There had been no service at the house. Such a thing as a private funeral was not known in this community. A funeral is one of the most important incidents in the existence of Cape Cod folks, and at Batten (which was a clam-digging village) was held at high sea. It was expected of the minister that he should preach a full and complete sermon over the remains.

The bustling old undertaker, in shabby black broadcloth and with his iron-grey hair brushed forward over his ears, giving him the look of a super-serious monkey, marshaled the audience after the sermon to march down one aisle past the coffin and out the other aisle.

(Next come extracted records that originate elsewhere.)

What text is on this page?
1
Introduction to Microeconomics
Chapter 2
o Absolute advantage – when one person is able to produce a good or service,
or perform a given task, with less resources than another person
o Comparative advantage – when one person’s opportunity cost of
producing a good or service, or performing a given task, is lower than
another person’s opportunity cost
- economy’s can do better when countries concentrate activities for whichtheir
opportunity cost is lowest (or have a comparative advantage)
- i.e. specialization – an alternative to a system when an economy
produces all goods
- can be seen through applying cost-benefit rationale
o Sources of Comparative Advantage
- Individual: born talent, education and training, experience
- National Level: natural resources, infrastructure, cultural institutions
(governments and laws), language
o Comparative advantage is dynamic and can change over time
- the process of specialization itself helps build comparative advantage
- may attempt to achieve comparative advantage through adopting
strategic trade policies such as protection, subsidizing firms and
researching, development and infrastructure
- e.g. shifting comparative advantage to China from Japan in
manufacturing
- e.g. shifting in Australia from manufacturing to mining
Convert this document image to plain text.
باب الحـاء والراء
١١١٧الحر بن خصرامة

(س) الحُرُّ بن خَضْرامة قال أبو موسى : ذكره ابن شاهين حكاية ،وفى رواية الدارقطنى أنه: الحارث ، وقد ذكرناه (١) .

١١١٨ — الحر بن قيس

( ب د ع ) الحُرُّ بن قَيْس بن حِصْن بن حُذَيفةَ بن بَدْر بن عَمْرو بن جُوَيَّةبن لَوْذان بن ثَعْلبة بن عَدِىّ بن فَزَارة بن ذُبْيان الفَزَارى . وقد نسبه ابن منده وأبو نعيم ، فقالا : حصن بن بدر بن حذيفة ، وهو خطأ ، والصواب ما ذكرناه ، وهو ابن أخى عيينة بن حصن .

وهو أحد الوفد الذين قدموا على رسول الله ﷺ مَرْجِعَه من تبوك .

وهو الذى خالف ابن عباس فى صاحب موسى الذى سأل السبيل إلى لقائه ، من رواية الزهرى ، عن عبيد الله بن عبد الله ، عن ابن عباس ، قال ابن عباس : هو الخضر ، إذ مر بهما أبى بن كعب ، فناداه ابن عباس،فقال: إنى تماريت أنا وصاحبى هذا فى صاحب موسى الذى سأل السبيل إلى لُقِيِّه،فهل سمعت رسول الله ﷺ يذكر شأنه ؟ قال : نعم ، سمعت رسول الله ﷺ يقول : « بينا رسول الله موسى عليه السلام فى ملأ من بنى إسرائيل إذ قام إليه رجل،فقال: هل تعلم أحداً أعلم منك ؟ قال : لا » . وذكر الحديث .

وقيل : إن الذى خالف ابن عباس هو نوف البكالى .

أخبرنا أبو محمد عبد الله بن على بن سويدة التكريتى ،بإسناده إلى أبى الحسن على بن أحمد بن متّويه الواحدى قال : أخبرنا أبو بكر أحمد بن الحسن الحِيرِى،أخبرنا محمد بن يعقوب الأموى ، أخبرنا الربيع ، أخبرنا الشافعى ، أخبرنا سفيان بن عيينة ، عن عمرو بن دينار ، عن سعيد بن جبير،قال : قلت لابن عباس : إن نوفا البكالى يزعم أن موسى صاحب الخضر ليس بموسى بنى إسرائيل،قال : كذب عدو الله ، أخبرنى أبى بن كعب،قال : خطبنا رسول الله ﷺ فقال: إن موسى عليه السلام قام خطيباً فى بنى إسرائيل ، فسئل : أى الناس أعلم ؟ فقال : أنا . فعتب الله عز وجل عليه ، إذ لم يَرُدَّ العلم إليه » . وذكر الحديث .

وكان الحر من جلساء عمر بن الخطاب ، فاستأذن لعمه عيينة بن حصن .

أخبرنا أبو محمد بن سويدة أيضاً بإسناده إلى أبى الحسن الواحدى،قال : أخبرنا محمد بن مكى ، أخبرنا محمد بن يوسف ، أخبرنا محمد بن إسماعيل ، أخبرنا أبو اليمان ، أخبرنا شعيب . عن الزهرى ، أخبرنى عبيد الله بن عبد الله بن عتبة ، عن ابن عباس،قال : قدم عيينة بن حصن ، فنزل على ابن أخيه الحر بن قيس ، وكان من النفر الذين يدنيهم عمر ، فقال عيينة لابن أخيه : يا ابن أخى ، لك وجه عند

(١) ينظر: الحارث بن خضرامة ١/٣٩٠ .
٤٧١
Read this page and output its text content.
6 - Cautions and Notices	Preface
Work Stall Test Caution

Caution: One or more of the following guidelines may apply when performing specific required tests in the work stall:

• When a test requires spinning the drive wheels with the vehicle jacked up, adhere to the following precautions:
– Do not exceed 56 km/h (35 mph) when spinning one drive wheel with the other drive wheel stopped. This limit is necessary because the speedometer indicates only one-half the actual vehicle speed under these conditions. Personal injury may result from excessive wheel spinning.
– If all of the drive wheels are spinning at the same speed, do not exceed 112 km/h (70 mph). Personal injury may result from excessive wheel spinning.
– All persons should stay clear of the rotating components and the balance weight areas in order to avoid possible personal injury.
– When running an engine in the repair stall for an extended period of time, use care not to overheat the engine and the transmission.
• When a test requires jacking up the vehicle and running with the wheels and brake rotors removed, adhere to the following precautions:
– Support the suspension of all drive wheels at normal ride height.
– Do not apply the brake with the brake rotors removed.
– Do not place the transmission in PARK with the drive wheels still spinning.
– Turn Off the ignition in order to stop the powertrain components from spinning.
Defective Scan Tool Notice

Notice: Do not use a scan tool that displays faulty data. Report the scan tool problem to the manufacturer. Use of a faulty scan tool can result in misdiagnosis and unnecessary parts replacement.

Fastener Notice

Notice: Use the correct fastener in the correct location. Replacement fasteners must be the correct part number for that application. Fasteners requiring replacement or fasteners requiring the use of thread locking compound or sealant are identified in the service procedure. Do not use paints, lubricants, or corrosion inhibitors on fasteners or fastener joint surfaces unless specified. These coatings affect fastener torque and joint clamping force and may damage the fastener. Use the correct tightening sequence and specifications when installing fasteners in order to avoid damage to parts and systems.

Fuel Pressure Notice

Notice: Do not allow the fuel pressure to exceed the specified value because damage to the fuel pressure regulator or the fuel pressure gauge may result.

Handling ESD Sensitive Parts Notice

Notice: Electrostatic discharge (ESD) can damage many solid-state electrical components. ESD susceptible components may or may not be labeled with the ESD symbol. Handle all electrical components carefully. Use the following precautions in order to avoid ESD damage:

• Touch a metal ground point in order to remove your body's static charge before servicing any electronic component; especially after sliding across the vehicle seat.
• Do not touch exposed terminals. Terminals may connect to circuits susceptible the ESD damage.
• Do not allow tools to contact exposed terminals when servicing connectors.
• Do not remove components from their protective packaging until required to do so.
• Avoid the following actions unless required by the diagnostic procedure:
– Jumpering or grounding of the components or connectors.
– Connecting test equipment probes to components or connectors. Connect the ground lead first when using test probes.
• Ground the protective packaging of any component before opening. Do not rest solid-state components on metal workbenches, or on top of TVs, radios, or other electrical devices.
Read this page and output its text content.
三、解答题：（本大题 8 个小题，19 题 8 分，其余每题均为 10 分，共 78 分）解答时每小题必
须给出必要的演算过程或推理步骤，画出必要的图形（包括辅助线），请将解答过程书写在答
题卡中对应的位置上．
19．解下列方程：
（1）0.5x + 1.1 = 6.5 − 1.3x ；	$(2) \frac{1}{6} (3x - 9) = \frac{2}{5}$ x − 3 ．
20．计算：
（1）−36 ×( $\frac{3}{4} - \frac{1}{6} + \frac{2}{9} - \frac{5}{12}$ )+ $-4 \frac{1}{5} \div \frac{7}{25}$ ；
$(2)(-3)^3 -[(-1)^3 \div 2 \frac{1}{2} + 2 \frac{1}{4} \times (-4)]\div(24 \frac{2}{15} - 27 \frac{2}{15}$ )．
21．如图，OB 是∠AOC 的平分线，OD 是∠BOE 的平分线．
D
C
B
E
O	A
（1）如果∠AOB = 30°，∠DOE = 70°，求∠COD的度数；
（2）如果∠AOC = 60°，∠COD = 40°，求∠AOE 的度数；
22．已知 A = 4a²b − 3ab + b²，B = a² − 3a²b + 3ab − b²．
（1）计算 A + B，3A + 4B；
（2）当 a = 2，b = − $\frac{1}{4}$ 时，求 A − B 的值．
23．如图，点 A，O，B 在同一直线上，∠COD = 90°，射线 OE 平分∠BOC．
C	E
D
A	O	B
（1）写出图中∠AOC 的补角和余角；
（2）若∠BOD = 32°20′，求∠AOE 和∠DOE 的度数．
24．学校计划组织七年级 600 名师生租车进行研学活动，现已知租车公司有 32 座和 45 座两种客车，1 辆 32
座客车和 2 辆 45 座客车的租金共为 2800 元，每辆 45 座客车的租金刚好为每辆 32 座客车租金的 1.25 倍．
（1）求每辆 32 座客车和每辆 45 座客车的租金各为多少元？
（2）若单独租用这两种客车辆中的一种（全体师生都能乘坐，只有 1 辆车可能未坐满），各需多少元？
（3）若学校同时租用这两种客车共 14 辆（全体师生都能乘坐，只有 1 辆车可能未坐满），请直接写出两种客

The grim, mahogany-hued face of Captain Jethro Potts, the lines of which even the touch of death could not soften, confronted his neighbors from the coffin. His countenance was not composed as the dead usually are; but looked as though he lay there in ambush, ready to jump out at one. There was even the glitter of a beady eyeball behind the thin lashes drawn down over his eye.

"He looks mighty like he was a-watchin' of ye," observed the undertaker to Tobias. "I never see a corp' more nateral."

"You said it. 'Nateral' is right," agreed the lightkeeper. "I cal'late Uncle Jethro has got something to spring on his rel'tives. He's watchin' of 'em yet."

Whether the other members of the family had the same feeling about the dead man's alertness or not, they saw the lid of the coffin screwed down with complacency. Tobias was one of those who bore the coffin out to the churchyard and lowered it into the newly opened grave, the sides of which had to be bulkheaded to keep the sand from caving in.

Following the prayer there was a little lingering in the graveyard. Judge Waddams had announced that he would read the dead man's will in his office an hour later. Those interested began drifting back to the village along the white shell road.